7 hours ago, J.L.W said:

Well, sex is not the same as 'that', because you get a return energy on sex.

If you want to stop you have to have absolutely no porn. You probably have to stop drinking as well to be fair... thinking about it.

 

I probably should've noticed this earlier, but didn't. I was molested, too, but I didn't become hypersexual. When i was a teenager, i was thirsty, but right now you could say i went too far the other way. While experimenting with porn actually gave me minor return of my libido, but not much. I think in this case, it's more "bad habit" or something in his past. I've also paid attention to people with high libidos and low libidos, and i noticed some interesting correlations, especially when someone with a high libido ended up with a low libido.

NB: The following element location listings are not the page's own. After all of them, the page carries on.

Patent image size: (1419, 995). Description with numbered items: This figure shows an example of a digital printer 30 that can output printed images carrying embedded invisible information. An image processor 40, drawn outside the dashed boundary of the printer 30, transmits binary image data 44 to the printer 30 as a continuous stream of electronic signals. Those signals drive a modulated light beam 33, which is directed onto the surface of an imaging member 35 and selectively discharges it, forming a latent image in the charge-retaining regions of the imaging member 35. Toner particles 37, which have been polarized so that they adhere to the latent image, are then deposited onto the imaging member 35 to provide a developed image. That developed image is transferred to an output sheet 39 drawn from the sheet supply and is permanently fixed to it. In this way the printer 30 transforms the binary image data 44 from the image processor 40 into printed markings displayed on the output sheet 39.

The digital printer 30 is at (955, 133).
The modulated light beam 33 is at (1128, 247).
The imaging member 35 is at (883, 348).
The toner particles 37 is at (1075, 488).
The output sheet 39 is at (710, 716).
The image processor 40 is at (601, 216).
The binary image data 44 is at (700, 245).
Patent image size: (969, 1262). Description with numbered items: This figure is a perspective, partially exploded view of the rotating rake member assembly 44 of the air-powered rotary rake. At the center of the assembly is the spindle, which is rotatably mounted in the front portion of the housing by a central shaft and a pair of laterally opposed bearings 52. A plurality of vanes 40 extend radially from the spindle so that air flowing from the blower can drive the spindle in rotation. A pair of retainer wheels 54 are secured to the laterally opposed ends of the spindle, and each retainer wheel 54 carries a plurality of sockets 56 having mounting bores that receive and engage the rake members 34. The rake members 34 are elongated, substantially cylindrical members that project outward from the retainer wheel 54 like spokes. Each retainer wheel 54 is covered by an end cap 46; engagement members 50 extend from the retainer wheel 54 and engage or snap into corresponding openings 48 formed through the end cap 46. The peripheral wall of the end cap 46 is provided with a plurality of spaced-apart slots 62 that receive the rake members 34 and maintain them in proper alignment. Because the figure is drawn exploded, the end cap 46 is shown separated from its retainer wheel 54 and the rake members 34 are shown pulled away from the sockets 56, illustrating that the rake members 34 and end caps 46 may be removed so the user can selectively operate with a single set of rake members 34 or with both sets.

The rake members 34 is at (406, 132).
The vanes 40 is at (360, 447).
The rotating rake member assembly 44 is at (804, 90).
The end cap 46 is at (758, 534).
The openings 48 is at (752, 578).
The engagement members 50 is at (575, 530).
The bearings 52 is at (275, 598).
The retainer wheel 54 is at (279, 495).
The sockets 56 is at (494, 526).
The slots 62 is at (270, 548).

My advice to this person, then, is that if you feel your mind thinking about sex, try distracting it with something else. It's not an end all solution, but if I'm right, it should slow things done. And, if it slows things down, I have an answer that would require a larger explanation that, due to the lack of sample size, i'm just not ready to release to a crowd of intellectuals.

I wonder if this one'll post, yet, given my last reply is still hidden.